Few forms of amateur gardening have become so popular of recent years as the practice of growing bulbs indoors. This is chiefly owing to the fact that the use of ordinary flower-pots, soil, and drainage can be dispensed with. The bulbs can be brought to perfection in the dwelling-room, planted in tasteful bowls of pulp or china-ware.
A peck of cocoa-nut fibre - or moss fibre, where preferred - will fill half a dozen or more bowls of average size. Moisten the fibre till it is in the right condition for use - do not let it be too wet - and put enough at the bottom of the bowls to make it possible for the bulbs to stand with their tips just above the surface. Mix a few knobs of charcoal with the fibre to keep it sweet, and pack the compost firmly around the bulbs, leaving a margin of three-quarters of an inch or so at the top. The bulbs should not touch each other in the bowl.

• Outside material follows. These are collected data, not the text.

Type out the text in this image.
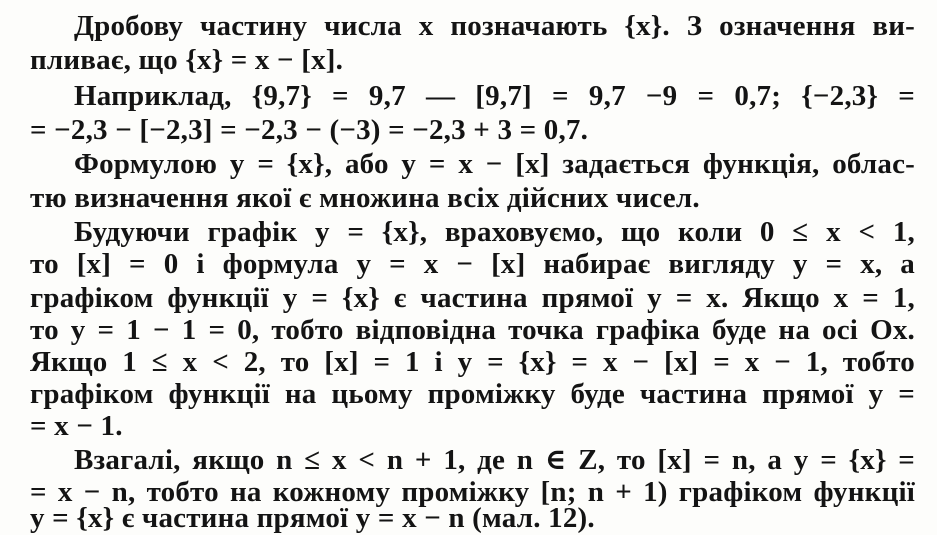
Дробову частину числа x позначають {x}. З означення ви-
пливає, що {x} = x − [x].
Наприклад, {9,7} = 9,7 — [9,7] = 9,7 −9 = 0,7; {−2,3} =
= −2,3 − [−2,3] = −2,3 − (−3) = −2,3 + 3 = 0,7.
Формулою y = {x}, або y = x − [x] задається функція, облас-
тю визначення якої є множина всіх дійсних чисел.
Будуючи графік y = {x}, враховуємо, що коли 0 ≤ x < 1,
то [x] = 0 і формула y = x − [x] набирає вигляду y = x, а
графіком функції y = {x} є частина прямої y = x. Якщо x = 1,
то y = 1 − 1 = 0, тобто відповідна точка графіка буде на осі Ox.
Якщо 1 ≤ x < 2, то [x] = 1 і y = {x} = x − [x] = x − 1, тобто
графіком функції на цьому проміжку буде частина прямої y =
= x − 1.
Взагалі, якщо n ≤ x < n + 1, де n ∈ Z, то [x] = n, а y = {x} =
= x − n, тобто на кожному проміжку [n; n + 1) графіком функції
y = {x} є частина прямої y = x − n (мал. 12).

A bowl eight inches in diameter will look attractive when filled with six early Roman hyacinths, while three large hyacinths will make up a pretty bowl of the same size. Cream pots are suitable for simple table decoration, planted thickly with snowdrops or with a big tulip in each, and filled up to the brim with fresh green moss.
Another way of growing bulbs is by the use of shell gravel, or even pebbles from the garden path, if washed and sifted. Coarse silver sand can also be used, or the bulbs may. be grown simply in damp moss (with charcoal). When hyacinths are set in glasses, the water in the glasses should be kept so as just to clear the base of the bulb, and a few knobs of charcoal should be placed in the glasses also.
The Chinese sacred lily (Good Luck lily, or joss flower) can be grown simply by standing it in an inch depth of wet pebbles at the bottom of a shallow bowl.
Root Formation If it can be managed, the bulbs may be stood out of doors on a bed of coal-ashes, and covered with a thick layer of cocoa-nut fibre or ashes. If this is done, they will require no water until it is time to bring them indoors. Again, they may be placed in a cold frame or put in an outhouse, but under these circumstances will need water occasionally.
The most usual method for amateurs, however, is to put the bulbs in a dry and airy cupboard or cellar, free from blackbeetles and mice. They should have a thorough watering to start with, and then be examined from time to time and well moistened when necessary.